Drupal: Enterprise Edition

07.11.2006

The title is an oxymoron, and half a joke. However, it seems that at times, websites require a very strict process of development. Typically the flow is development (either the developers localhost, or a communal crap site), to staging (where there's testing) to production. I'm going to go out on a limb here, and declare that drupal handles this kind of enviroment HORRENDOUSLY.

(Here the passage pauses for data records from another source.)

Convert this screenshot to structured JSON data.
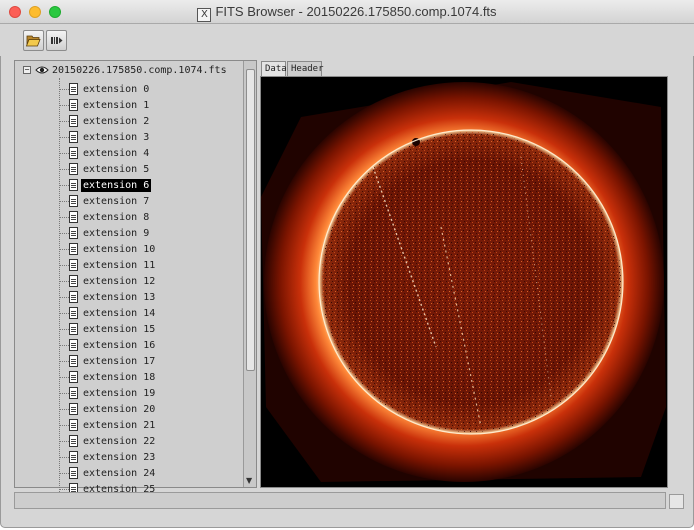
{
  "window": {
    "title": "FITS Browser - 20150226.175850.comp.1074.fts",
    "title_icon": "X"
  },
  "toolbar": {
    "open_icon": "folder-open-icon",
    "next_icon": "next-extension-icon"
  },
  "tree": {
    "collapse_symbol": "⊟",
    "root_label": "20150226.175850.comp.1074.fts",
    "selected_index": 6,
    "items": [
      "extension 0",
      "extension 1",
      "extension 2",
      "extension 3",
      "extension 4",
      "extension 5",
      "extension 6",
      "extension 7",
      "extension 8",
      "extension 9",
      "extension 10",
      "extension 11",
      "extension 12",
      "extension 13",
      "extension 14",
      "extension 15",
      "extension 16",
      "extension 17",
      "extension 18",
      "extension 19",
      "extension 20",
      "extension 21",
      "extension 22",
      "extension 23",
      "extension 24",
      "extension 25"
    ]
  },
  "tabs": {
    "data": "Data",
    "header": "Header"
  },
  "image": {
    "colormap": [
      "#000000",
      "#5a0a00",
      "#b02a00",
      "#ff7a2a",
      "#ffe9c0"
    ]
  }
}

Today, I attempted to briefly map out how the hell one was supposed to manage updating a site's configuration without changing user generated nodes, comments, files, terms, accounts, or any other thing "non-configuration setting". This was my recommendation:

Tables to leave alone on transfer from staging to livesite:

  1. Accesslog -- likely to grow to as large as 100+ megabytes depending on how long we need to store data.
  2. Cache -- We should empty this table on both sites every time we transfer to and fro. Otherwise we'll give this table an opprotunity to be a trouble maker (especially once production goes full live -- we'll want to depend on cache for anonymous page views). 
  3. Comments -- no touch. 
  4. file_revisions, files -- no touch 
  5. forums -- leave alone for now. Fundementally, forums are nothing more than nodes with a taxonomy term -- the module simply processes the data in a special way. So, in short, the actual backend process for creating a new forum area on the live site is the same as when user Joan Doe shares her story. Risk factor = if it is a risk, than the entire site is f#cked. 
  6. Karma_objects, Karma_users, Karma Ratings -- since node's are going to be left untouched, we should leave this one untouched.
  7. All node fields should be left untouched except: a. node_type - the istings of types of custom content b. node_field_instance - individual field controls per node type c. node_field - global settings for individual fields New node types will carry over without a hitch -- minus the development/testing nodes (in theory).
  8. Profile values -- we'll want to transfer profile fields, but profile values is another story -- if we add new required field, its worth noting that drupal will grandfather users in who joined before the field existed -- until they choose to edit their profile.
  9. Search_index, search_total, search_dataset -- since we aren't carrying over changes from the node values fields, we'll want to leave these guys alone. If we create a test node, the search index will index it -- which could potentially result in an error.
  10. Sequences -- unfortunately, we'll need to update certain rows on this table, while leaving the rest alone. At the moment, we should update changes to only two rows, a. menu_mid -- for new menu items we might add, and b. view_view_vid -- views is the module that builds dynamic pages -- we may need to add new views in the coming future. 11. Sessions -- this table needs to be emptied. It stores the IP address of logged in users, basically telling drupal if you see this IP address , consider this user logged in. It also remembers what items the user should see in cached form. So, since we're clearing out cache at updates, we'll need to clear this table as well. Failure to do so could result in a a nasty error. 
  11. All taxonomy tables: term_data, term_hierarchy, term_node, term_relation, term_synonym, vocabulary, vocabulary_node_types -- shall be left untouched.
  12. all troll tables should be left untouched
  13. url_alias -- transferring changes from this table will result in error since we're leaving the node data tables untouched.
  14.  user, user_roles -- leave this untouched.

 

The first tests of this system worked on the database end. For now, it appears to have carried over configuration settings from dev, to staging without causing problems, and leaving existing content items (CCK, Views, and ALL) intact. But, I'm hardly celebrating. 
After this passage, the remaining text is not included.